Computer Security Expert: a computer security expert can offer specialized knowledge into the best practices for companies in diagnosing vulnerabilities in their software products. This expert can also speak to where Zoom failed in repairing security practices.
Technology Executive: a technology company executive can provide expertise on internal processes for tech organizations handling data breaches or other security issues. An executive from a Zoom competitor would be especially valuable for establishing where Zoom lapsed in their backend maintenance and promised protections for their users.
Data Encryption Expert: a data encryption expert should be retained to speak to Zoom’s marketing claims of “end-to-end encryption for all meetings” versus the data encryption the company actually employed.

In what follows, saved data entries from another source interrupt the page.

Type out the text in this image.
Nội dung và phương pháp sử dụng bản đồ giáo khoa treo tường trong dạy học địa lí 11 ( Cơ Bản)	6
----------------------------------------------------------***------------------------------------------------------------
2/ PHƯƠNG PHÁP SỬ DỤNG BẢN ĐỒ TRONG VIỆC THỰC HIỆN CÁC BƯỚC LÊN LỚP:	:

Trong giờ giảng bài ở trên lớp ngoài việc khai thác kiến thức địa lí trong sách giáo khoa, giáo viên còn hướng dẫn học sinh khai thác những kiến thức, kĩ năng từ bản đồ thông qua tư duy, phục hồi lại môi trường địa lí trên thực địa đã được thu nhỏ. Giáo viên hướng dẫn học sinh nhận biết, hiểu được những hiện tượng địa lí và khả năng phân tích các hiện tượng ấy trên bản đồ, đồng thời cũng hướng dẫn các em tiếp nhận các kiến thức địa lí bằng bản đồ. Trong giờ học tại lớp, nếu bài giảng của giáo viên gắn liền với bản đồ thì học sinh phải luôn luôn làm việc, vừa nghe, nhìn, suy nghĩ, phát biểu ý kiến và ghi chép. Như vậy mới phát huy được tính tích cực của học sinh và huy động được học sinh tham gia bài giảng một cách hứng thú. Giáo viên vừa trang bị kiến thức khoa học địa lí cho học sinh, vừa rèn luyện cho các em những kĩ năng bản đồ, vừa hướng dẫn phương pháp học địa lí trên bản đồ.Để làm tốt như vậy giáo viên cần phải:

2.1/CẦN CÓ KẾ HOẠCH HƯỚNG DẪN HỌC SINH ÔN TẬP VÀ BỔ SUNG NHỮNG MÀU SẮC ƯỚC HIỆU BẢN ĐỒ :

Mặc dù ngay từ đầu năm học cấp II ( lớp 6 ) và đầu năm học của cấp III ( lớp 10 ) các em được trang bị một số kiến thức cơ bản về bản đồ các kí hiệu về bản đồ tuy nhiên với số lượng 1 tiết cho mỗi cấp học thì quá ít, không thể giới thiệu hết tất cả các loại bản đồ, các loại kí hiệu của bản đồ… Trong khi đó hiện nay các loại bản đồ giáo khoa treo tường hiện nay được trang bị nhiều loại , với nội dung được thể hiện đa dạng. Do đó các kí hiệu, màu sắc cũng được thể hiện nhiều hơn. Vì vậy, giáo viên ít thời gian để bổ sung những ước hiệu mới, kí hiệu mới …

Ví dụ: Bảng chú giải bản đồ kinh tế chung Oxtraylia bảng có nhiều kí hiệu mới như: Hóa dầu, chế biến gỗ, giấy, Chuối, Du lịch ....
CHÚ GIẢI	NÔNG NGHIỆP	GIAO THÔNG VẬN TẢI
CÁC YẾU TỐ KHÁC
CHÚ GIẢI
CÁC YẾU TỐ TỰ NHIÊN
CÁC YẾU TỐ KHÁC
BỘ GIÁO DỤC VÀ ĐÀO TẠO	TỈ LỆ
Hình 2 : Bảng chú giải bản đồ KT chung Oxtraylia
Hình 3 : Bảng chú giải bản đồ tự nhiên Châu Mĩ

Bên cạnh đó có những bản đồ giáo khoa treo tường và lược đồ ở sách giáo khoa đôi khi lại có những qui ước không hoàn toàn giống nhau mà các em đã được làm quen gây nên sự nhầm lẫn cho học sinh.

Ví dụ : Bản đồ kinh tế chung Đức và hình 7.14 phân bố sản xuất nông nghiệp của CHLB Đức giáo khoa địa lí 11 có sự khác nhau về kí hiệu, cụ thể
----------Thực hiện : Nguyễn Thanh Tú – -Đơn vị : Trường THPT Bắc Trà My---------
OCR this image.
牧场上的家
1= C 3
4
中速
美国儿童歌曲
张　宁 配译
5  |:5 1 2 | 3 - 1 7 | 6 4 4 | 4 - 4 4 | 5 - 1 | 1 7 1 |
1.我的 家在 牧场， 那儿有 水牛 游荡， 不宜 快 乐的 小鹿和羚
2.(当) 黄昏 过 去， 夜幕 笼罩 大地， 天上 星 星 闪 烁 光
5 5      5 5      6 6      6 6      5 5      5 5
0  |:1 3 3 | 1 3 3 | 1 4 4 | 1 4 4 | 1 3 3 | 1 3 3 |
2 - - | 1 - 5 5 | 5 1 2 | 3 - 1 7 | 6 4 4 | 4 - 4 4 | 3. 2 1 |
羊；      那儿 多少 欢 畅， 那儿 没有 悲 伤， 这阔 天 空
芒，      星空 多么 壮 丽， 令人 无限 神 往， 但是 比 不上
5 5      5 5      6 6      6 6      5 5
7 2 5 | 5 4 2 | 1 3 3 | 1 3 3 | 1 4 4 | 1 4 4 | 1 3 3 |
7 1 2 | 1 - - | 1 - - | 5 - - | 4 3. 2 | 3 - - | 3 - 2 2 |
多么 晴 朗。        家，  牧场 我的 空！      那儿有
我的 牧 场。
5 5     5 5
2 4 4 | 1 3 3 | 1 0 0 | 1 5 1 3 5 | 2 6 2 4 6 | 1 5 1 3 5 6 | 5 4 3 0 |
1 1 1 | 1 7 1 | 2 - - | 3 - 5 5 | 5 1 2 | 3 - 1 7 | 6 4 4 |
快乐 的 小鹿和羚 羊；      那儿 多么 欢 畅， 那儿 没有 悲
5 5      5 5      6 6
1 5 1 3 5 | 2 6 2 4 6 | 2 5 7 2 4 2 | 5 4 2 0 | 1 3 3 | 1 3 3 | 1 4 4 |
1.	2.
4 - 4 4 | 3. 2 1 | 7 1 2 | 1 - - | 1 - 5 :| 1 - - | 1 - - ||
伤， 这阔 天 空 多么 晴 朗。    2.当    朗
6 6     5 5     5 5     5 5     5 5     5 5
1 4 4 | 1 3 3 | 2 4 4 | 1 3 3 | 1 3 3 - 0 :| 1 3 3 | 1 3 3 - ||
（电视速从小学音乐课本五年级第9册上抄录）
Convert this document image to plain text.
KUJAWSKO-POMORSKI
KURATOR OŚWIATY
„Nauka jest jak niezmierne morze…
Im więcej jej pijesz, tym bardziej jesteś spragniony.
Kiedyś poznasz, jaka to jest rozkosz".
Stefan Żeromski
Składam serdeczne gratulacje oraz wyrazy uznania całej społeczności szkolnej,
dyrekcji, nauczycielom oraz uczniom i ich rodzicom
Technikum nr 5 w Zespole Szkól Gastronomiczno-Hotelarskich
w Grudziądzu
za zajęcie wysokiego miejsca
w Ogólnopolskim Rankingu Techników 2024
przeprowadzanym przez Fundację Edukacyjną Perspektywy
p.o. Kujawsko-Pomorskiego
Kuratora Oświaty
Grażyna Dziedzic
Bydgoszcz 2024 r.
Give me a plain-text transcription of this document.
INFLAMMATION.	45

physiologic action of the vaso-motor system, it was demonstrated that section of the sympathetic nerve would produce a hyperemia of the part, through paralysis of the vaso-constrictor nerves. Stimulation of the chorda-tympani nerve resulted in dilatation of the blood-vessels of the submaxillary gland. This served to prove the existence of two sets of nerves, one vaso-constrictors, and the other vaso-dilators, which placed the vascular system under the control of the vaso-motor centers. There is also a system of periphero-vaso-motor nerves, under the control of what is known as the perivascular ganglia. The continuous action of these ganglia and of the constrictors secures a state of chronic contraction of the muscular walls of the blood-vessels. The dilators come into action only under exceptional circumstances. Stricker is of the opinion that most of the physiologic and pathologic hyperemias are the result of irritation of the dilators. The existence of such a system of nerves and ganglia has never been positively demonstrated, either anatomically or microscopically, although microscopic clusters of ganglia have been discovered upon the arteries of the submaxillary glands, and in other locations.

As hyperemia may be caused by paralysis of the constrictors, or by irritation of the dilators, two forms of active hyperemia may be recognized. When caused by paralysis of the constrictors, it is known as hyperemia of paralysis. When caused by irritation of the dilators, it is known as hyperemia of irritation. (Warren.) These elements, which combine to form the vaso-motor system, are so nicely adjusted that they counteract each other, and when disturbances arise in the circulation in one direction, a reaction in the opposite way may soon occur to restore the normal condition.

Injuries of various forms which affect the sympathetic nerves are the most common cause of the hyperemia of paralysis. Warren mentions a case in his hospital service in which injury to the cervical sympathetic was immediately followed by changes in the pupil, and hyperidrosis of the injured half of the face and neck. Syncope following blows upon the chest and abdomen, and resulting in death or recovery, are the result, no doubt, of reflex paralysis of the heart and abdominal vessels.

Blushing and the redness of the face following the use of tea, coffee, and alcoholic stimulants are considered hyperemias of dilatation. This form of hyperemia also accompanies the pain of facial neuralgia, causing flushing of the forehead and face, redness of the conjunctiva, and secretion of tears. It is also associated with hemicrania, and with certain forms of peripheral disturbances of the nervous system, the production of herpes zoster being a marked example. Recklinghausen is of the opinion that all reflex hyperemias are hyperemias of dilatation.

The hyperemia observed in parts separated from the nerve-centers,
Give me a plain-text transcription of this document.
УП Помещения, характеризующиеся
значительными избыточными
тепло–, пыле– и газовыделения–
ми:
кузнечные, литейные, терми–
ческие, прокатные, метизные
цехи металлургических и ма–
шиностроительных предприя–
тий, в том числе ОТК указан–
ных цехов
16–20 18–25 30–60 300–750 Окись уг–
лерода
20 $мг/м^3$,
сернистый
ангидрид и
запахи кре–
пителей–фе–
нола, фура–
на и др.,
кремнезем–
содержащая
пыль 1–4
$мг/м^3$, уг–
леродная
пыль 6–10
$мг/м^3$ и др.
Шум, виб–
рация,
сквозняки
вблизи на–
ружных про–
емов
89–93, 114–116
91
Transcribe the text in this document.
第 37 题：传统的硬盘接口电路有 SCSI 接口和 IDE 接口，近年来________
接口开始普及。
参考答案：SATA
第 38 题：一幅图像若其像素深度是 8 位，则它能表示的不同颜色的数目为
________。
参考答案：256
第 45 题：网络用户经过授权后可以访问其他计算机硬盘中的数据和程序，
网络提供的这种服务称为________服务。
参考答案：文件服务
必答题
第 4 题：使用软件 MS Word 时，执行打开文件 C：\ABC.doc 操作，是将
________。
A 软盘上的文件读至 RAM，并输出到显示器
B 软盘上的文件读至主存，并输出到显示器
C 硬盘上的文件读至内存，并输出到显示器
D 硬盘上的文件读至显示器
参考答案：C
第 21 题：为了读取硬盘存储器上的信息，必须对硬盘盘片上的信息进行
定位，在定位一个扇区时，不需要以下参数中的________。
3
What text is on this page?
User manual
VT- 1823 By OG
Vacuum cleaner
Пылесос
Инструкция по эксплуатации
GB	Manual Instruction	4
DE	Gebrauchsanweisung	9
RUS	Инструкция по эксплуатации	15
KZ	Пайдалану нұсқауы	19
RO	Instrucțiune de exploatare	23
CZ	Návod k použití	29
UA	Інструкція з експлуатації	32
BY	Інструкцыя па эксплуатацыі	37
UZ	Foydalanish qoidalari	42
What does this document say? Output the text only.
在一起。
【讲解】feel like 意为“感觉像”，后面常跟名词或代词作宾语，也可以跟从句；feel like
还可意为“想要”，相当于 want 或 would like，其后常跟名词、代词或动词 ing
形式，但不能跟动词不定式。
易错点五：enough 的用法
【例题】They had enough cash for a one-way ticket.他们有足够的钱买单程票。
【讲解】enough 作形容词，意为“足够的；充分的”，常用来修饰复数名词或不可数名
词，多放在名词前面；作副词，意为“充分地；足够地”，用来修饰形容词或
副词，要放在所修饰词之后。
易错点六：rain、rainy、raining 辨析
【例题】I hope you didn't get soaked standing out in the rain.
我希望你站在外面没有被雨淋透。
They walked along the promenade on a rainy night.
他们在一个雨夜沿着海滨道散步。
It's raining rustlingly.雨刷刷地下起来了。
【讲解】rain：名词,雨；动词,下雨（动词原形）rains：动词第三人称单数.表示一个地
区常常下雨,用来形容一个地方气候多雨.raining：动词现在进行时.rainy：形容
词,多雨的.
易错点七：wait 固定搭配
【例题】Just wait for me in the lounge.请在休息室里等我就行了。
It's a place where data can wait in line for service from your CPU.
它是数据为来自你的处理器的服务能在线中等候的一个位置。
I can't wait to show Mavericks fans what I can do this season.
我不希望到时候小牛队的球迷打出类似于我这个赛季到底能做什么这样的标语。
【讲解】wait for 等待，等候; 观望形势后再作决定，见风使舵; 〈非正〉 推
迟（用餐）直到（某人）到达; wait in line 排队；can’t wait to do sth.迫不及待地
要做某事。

It will be important for the expert to be an effective teacher while explaining the immensely technical processes of data security and developing ciphertext.
CCPA Compliance Expert: a CCPA compliance expert will be important to establish whether Zoom’s security issues violated the California Consumer Privacy Act. Each lawsuit claims CCPA infringement and this expert will be valuable for expert interpretation of a relatively new law.